The world, however, moved on faster than new store developers anticipated: including the internet, where Amazon are now active in the grocery supply market. Where did that leave Britain’s Big 3 supercenter developers – Tesco, Sainsbury, and ASDA? More of Sainsbury and ASDA later, but Tesco, in 2013 and five years after sub-prime, made a £804m write-down in its value of British property holdings: undermining future prospects for building new superstores — 176 sites would no longer be developed. Meanwhile, post-sub-prime, British shoppers began flooding to the low prices offered by Aldi, Lidl and “pound stores” (Dollar Stores).
The smaller price-focused stores of Aldi and Lidl do not conflict with retail planning restraints. However, with so much floor space already out of town and still impacting much of the UK’s town centers, High Street decline research continues to thrive. However, it seem probable that the days of high-cost and visually-intrusive new retail formats may be over. Indeed, in a Brexit-dominated country, it is not yet clear where finance, and the confidence to spend it building palaces of consumption, will be found. The internet has utterly undermines the notion that goods and services are locally supplied in line with local demand. But are all the troubles of the High Street are caused by the Internet? Hardly so. The dominant food retailers fled out-of-town only to be undercut by “hard discount” formats. However, the vacancy levels on High Streets serve to drive agendas that do not see retail as the only important player.
One trend, much as Britain’s traditional local “pubs” are being converted to convenience stores, is that unprofitable retail units are being redeveloped as profitable housing: a logical commercial decision. Even more recent proposals include plans to build residences above any future superstores. And the update on Sainsbury and ASDA? They have plans to merge. The attractive outcome is to be lower prices: a marked contrast to decades of promising town Councils more jobs (jobs will be lost).
Arguably this was all presaged by Evers, who observed the uneven struggle between planning just one (of many) possible nationally-regulated policy instruments and neo-liberalism: the dominant economic ideology. Influenced by the latter, British society is far more socially and economically diverse and divided than when Land Use planning was in its heyday. Presently, increasingly powerful retailers interface with decreasingly powerful planners. Wider changes in economic outlook and the privileging of the market and individualism as a result of Thatcherism/ neo-liberalism both link to the sub-prime banking crisis that has also affected the profits of retailers.
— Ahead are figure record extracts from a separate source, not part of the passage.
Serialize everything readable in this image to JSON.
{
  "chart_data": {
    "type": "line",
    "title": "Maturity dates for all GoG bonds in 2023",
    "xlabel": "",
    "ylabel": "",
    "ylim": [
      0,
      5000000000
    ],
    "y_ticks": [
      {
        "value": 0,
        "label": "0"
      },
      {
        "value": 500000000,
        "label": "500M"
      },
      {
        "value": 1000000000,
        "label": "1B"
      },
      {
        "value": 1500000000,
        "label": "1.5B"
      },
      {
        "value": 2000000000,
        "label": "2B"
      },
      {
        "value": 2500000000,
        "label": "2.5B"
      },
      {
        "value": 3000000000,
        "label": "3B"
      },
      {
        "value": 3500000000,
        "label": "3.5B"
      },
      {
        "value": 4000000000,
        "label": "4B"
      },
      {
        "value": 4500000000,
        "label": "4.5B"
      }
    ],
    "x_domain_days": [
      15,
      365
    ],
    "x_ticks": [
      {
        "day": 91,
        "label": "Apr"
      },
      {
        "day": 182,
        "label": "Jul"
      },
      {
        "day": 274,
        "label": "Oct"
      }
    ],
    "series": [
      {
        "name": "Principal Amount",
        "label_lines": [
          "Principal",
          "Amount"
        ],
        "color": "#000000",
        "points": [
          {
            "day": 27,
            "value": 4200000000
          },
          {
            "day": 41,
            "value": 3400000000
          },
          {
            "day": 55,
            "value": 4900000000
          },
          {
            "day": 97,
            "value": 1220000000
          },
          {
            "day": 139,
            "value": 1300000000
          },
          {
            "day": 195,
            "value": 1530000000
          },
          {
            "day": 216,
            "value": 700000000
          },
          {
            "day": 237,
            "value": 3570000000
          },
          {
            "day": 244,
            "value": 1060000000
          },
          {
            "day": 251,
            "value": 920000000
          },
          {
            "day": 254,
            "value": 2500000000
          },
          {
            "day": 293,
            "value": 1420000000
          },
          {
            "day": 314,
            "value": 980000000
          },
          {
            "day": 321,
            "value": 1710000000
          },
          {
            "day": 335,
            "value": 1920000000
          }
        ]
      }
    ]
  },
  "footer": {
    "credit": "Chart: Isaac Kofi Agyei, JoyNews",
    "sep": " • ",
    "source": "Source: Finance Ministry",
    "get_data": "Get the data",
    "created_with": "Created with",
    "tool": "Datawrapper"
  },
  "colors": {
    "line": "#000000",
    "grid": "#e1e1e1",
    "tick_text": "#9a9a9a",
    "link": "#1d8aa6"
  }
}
Increasingly, though retail planning regulations are still about the use to which land is put, the influence of planning itself has waned. Research reveals how — and why — the willingness of governments to exert meaningful influence on development via planning rules has ebbed and flowed.
These findings are described in the article entitled National high street retail and town centre policy at a cross roads in England and Wales, recently published in the journal Cities. This work was conducted by Alan G. Hallsworth from the University of Portsmouth and J. Andres Coca-Stefaniak from the University of Greenwich.